Vertical land movement in major cities.
| Urban centre | Subsidence (mm/year) |
|---|---|
| Auckland | 1.5 |
| Wellington | 2.4 |
| Christchurch | 3.6 |
| Dunedin | 1.6 |

===NZ government reporting===
Every three years, the NZ government's Ministry for the Environment and Stats NZ release a series of 'Our environment' reports. Their report, 'Our marine environment 2025' stated that New Zealand's oceans were warming 34% faster than the global average, accelerating sea level rise. The report noted that 219,000 homes, worth $180bn were located in coastal inundation and inland flood zones, along with $26bn worth of infrastructure at risk.

== Vulnerable areas ==

=== South Dunedin ===
Due to being built largely on reclaimed land, South Dunedin is particularly at risk from sea level rise. Much of South Dunedin was built at a time when groundwater was up to 17cm lower than it is now. As sea level rises, so too will groundwater levels, increasing the risk of surface flooding, damage to infrastructure, and liquefaction during earthquakes. Currently, more than half of buildings in South Dunedin are at risk of surface flooding, and this is expected to increase to almost 70 percent by the year 2100. A 2016 report by Parliamentary Commissioner for the Environment Jan Wright identified South Dunedin as the single biggest community in New Zealand exposed to sea level rise, with 2700 houses identified as within 25cm of the mean high tide mark, some of which are already below sea level.

=== Nelson airport ===
The NZ SeaRise programme identified Nelson airport as one area of particular vulnerability, with a projected subsidence of 5 mm per year. In February 2018, the approach road to the airport was flooded when the adjoining Jenkins Creek burst its banks during a storm that brought king tides and strong winds.

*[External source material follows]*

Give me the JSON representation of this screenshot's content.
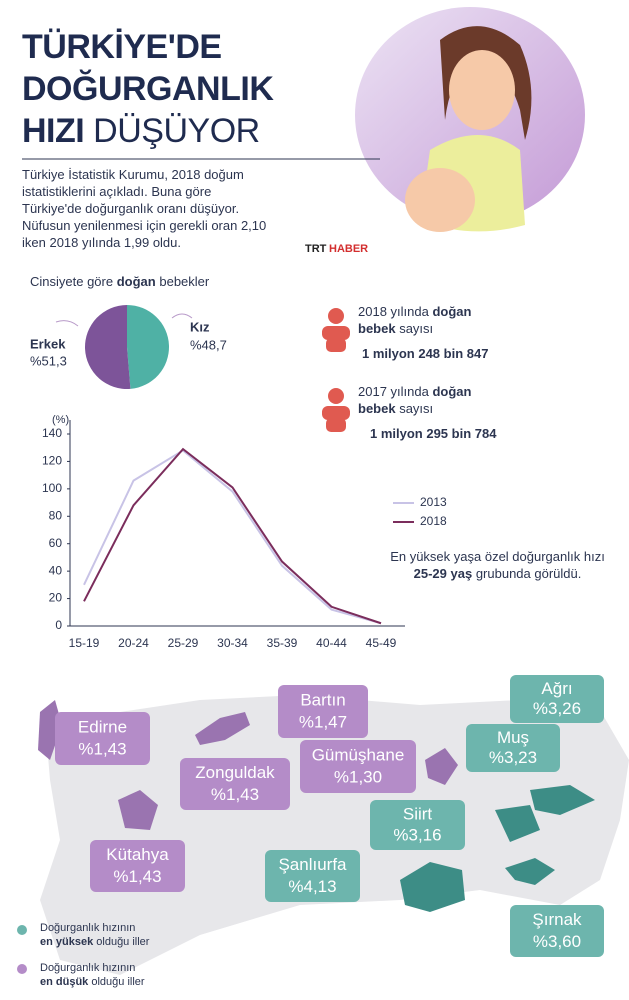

The airport was closed for about one hour. The airport's Chief Executive said that the proposed runway extension would be planned around the latest sea level rise forecast, and that the airport was "here to stay", despite the concerns over the threats posed by sea level rise.

== Adaptation plan ==
In August 2022, the Ministry for the Environment published Aotearoa New Zealand's first National Adaptation Plan, covering the years 2022–2028. The plan includes a range of adaptation options: Avoid, Protect, Accommodate and Retreat.